LUXEMBURG
PAUL HEBER

Am 19. November ist Welttoilettentag. Er wurde erstmals 2001 von der Welttoilettenorganisation ausgerufen und 2013 von der Generalversammlung der Vereinten Nationen in den Kalender der internationalen Tage aufgenommen. Warum ist das so wichtig? Die Mehrheit der Weltbevölkerung hat noch immer keinen Zugang zu Sanitäranlagen. Ein dickes Problem, wie Paul Heber, Sprecher des UN-Kinderhilfswerks UNICEF, erklärt.

„Laut Schätzungen haben 4,5 Milliarden Menschen – also 60 Prozent der Weltbevölkerung – auch im 21. Jahrhundert keinen Zugang zu Sanitäranlagen, in denen sie auf sichere Art und Weise ihre Bedürfnisse verrichten können.
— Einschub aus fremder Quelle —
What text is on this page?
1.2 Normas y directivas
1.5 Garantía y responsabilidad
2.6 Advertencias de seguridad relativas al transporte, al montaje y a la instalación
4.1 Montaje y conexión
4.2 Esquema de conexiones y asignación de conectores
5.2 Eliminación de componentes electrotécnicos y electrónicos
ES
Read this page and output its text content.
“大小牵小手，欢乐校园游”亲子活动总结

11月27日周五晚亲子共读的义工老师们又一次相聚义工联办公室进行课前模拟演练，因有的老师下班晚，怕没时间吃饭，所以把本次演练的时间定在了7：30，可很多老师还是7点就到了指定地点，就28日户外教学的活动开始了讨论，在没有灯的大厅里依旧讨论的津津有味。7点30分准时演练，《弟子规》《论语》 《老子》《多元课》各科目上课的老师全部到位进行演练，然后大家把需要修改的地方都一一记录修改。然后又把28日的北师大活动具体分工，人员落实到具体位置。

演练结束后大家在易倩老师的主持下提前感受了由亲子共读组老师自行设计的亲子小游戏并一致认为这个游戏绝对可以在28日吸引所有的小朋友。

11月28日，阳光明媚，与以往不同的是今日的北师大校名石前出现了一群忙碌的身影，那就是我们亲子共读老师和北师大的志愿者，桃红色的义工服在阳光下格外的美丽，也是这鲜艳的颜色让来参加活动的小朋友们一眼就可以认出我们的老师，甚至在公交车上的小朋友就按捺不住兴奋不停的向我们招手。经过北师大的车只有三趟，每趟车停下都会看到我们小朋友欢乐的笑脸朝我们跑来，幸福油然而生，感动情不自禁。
Das ist in erster Linie eine Gefahr für die Gesundheit. Denn Fäkalien können zu Wasserverunreinigungen führen. Aus unsachgemäß angelegten Latrinen oder Sickergruben können sie in Brunnen und Grundwasser gelangen und so können sich Krankheiten schnell verbreiten.

Darüber hinaus sind schmutzige Toiletten Keimschleudern und viele Menschen holen sich dort Infektionen. Wegen Durchfalls durch schlechte Hygiene sterben täglich 750 Kinder weltweit.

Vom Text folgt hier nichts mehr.